En tout cas, en quelques années, en s'appuyant sur la lassitude de la population face à une guerre qui durait depuis plus de 15 ans et avait causé la mort de plus de 12 % de la population, et en se proclamant seuls représentants des intérêts de l'ethnie pachtoune, les Taliban réussirent à reconquérir la plus grande partie du pays, reléguant leurs opposants dans un réduit montagneux du nord-ouest, la vallée du Panchir.

A cette époque, les dirigeants américains ne prirent même pas la peine de cacher leur soutien aux Taliban - saluant par exemple la conquête de Kaboul par les Taliban, en septembre 1996, comme une "avancée positive". Et si plusieurs milliers de soldats de l'armée pakistanaise ont participé à l'offensive des Taliban sur le front Nord, durant l'été 2000, c'est sans aucun doute avec l'assentiment de leurs protecteurs à Washington.

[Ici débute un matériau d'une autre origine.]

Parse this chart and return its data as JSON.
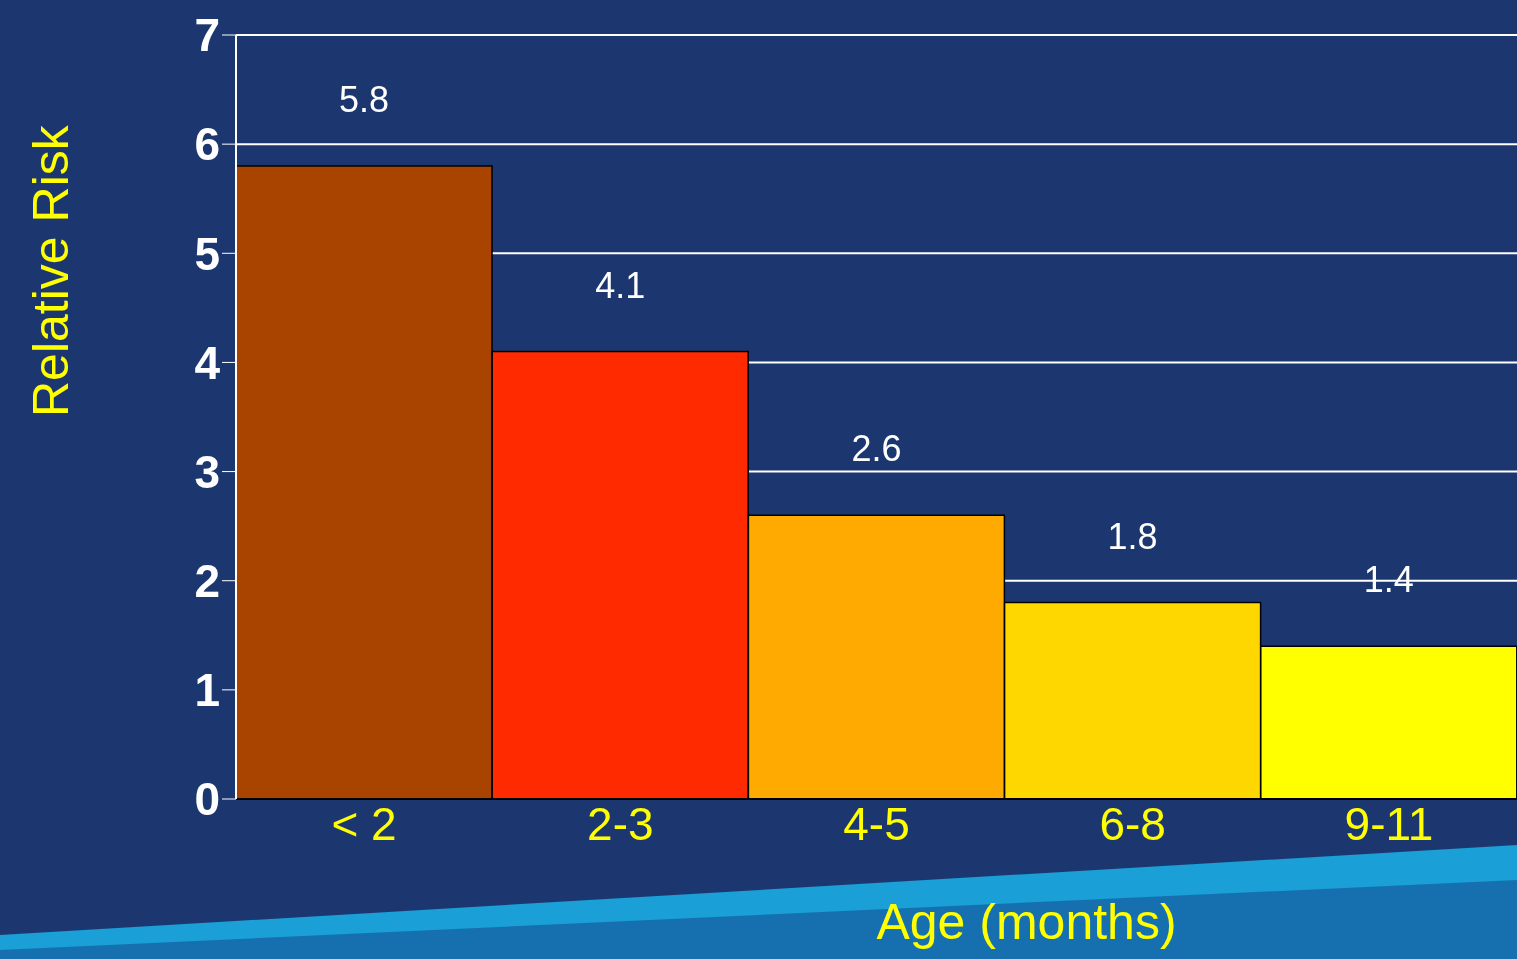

Peu importait alors pour l'impérialisme américain, que les Taliban veuillent plonger leur pays dans un Moyen-Âge mystique et une dictature féroce, en particulier pour ce qui est de la condition des femmes. Une seule chose comptait à Washington - que l'ordre règne à Kaboul et que le pillage impérialiste puisse continuer son cours sans avoir à se soucier d'un risque de conflit régional.

Seulement, dans la réalité, ce risque n'a pas disparu. La guerre civile continue entre les Taliban et une Alliance du Nord financée, entre autres, par l'Iran, la Russie et la France, mais dont bien des dirigeants n'ont rien à envier aux Taliban sur le plan des idées réactionnaires. Et les courants intégristes radicaux continuent à travailler toute la région grâce au terreau fertile que leur offre la décomposition sociale et économique catastrophique qui y sévit.

Le fait que les USA en soient à parler de transférer leur soutien des Taliban à l'Alliance du Nord ne change rien à l'affaire (en admettant qu'ils le fassent d'ailleurs). Le véritable danger est celui que créent les grandes puissances en jouant les apprentis-sorciers en Afghanistan, au mépris des intérêts des peuples.